Devido à divisão, os recursos foram encaminhados ao Conselho de Estado, o mais alto tribunal administrativo da Holanda. O tribunal teve de decidir se o governo holandês tinha autoridade para expulsar pessoas protegidas pela directiva da UE. Em outubro, a UE prorrogou a diretiva de proteção temporária pela segunda vez até 4 de março de 2025.

Em 17 de Janeiro, o conselho decidiu que as autoridades holandesas não têm tais poderes e que o ministro não poderia separar os nacionais de países terceiros dos cidadãos ucranianos quando todos tinham inicialmente recebido protecção geral. Se a directiva se aplicasse aos refugiados ucranianos, disse o tribunal, deveria aplicar-se também aos nacionais de países terceiros.

No entanto, o tribunal também disse que as autorizações para nacionais de países terceiros expirariam em 4 de março – a data de expiração inicial e flexível que a UE estabeleceu no início da guerra. Na sua decisão, o tribunal afirmou que a extensão da UE em Outubro não mencionava explicitamente os nacionais de países terceiros e, portanto, a protecção já não abrangia esse grupo.

Foi uma vitória conveniente para as autoridades neerlandesas, mas chocante para os nacionais de países terceiros e os seus advogados.

O tribunal “foi além [the] âmbito da disputa inicial que lhe foi apresentada”, argumentou van Diepen, referindo-se à questão original em torno dos poderes do governo holandês. “A consideração sobre a data final ser 4 de março de 2024… não foi um tema de debate no tribunal. Foi apenas uma expressão adicional de opinião proferida pelo tribunal na sentença final, não essencial para a decisão e, portanto – argumentamos – não juridicamente vinculativa como precedente.”

Qual o proximo?

A decisão do Conselho de Estado não pode ser apelada. O governo holandês concedeu mais 28 dias para as pessoas organizarem as suas saídas e permitirá que mantenham os seus alojamentos até à primeira semana de abril. No entanto, as comodidades cobertas pelo Estado, como estipêndios ou cuidados de saúde, cessaram e as autorizações de trabalho foram canceladas. Após o período de carência, as pessoas poderiam ser deportadas.

As autoridades holandesas pediram aos nacionais de países terceiros que não se sentem seguros em regressar às suas casas que apresentem um pedido de asilo, mas a maioria não se enquadra nessa categoria. Cerca de 2.700 a 2.900 dos 4.500 originais que inicialmente se estabeleceram na Holanda ainda permanecem.

“Ainda não tenho um plano”, disse uma pessoa do Zimbabué, que acabou de se formar na sua universidade online na Ucrânia, sobre o prazo desta semana.
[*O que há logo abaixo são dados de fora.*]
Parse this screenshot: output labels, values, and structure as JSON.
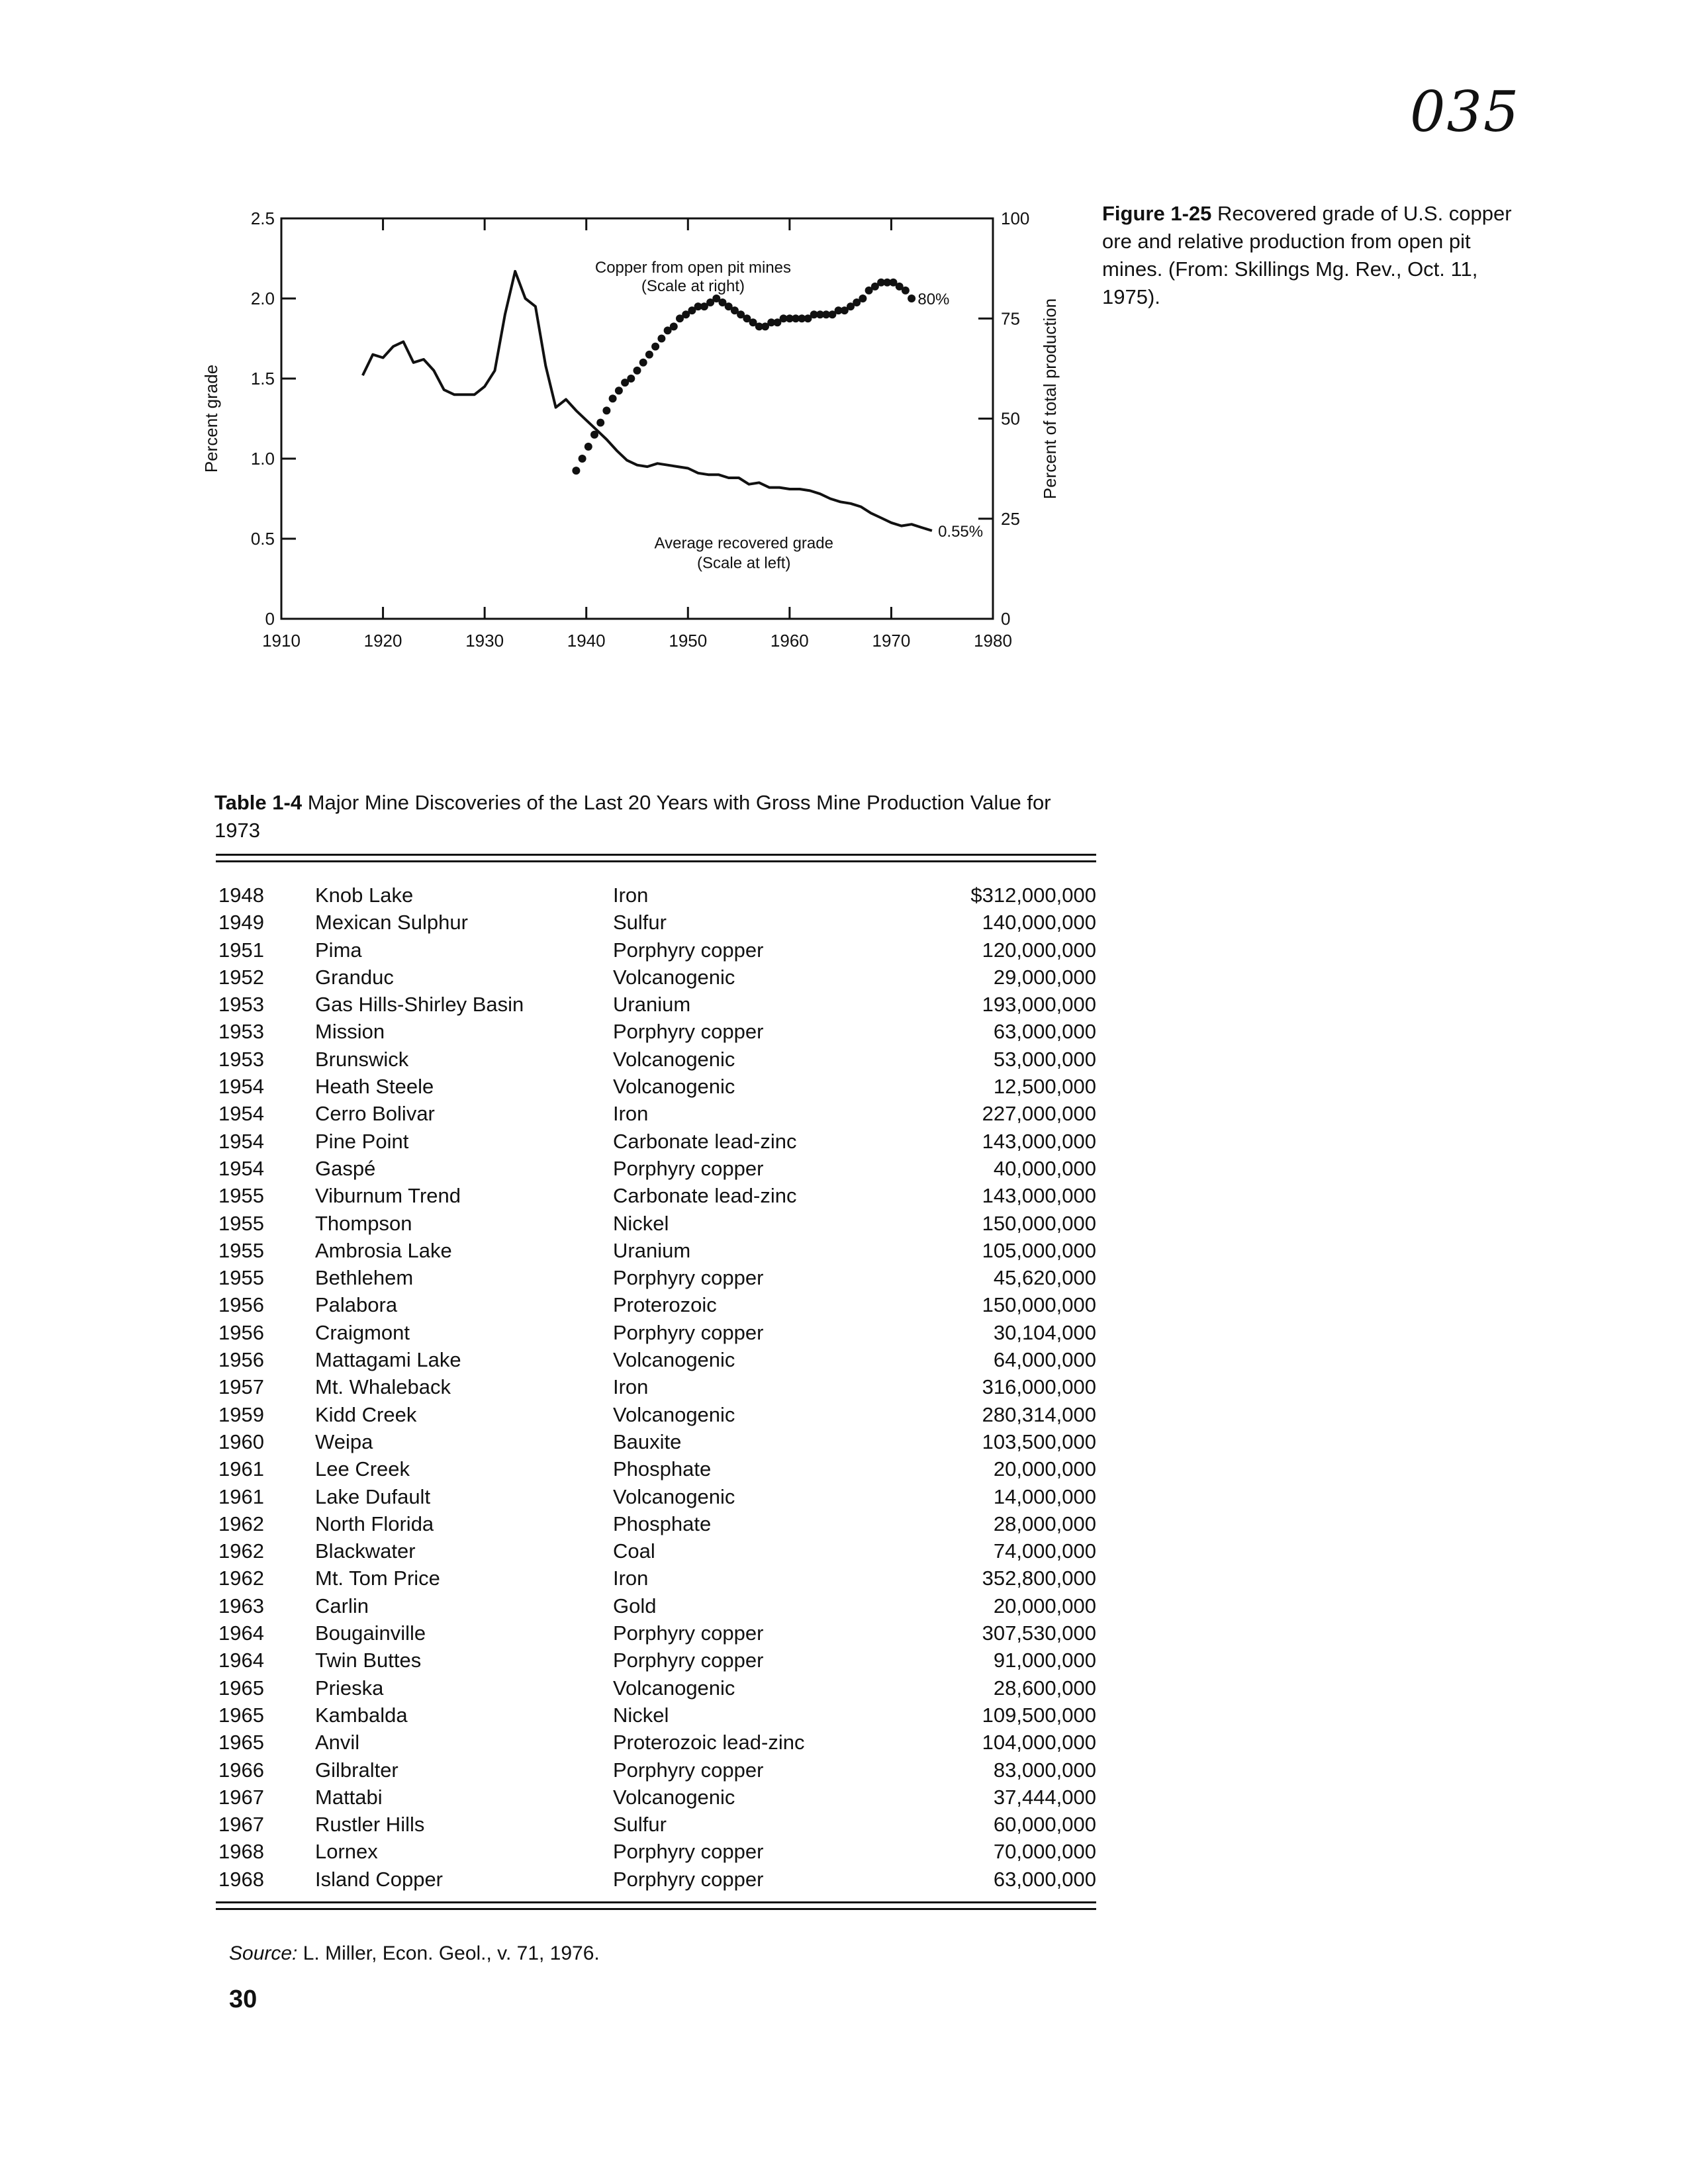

Awodola, o nigeriano, prometeu continuar protestando.

Van Diepen e outros advogados regressam aos tribunais distritais inferiores para argumentar em casos pendentes que a prorrogação da UE não tinha de mencionar explicitamente os nacionais de países terceiros, uma vez que anteriormente os protegia. Se os tribunais inferiores discordarem, podem solicitar a intervenção do Tribunal de Justiça da UE. Uma decisão do bloco substitui a lei nacional.

Cidadãos de países terceiros dizem que a Ucrânia também foi o seu lar e que são afectados pela guerra. Em vários casos, estudantes africanos e asiáticos disseram que lhes foi recusada a saída das zonas de guerra em 2022 porque não eram ucranianos.

Mas a migração é um tema tenso nos Países Baixos que votou no Partido da Liberdade, de extrema-direita e anti-migração – liderado pelo político Geert Wilders – nas eleições parlamentares de Novembro. Alguns cidadãos holandeses afirmam que os nacionais de países terceiros estão a desviar recursos destinados aos holandeses e aos refugiados ucranianos, e que o governo tem o direito de cancelar a sua estadia.

“Reconhecemos que a decisão deles foi muito generosa em primeiro lugar”, disse van Diepen. “Mas a questão é que, para aqueles que já tiveram permissão para entrar, não podem agora virar-se e dizer que não os queremos novamente. É uma decisão injusta e sem base legal.”

Alguns dos processos de primeira instância, disse o advogado, serão ouvidos nas próximas semanas. Mas o tempo está a esgotar-se rapidamente para os milhares de nacionais de países terceiros que agora têm de fazer as malas. De novo.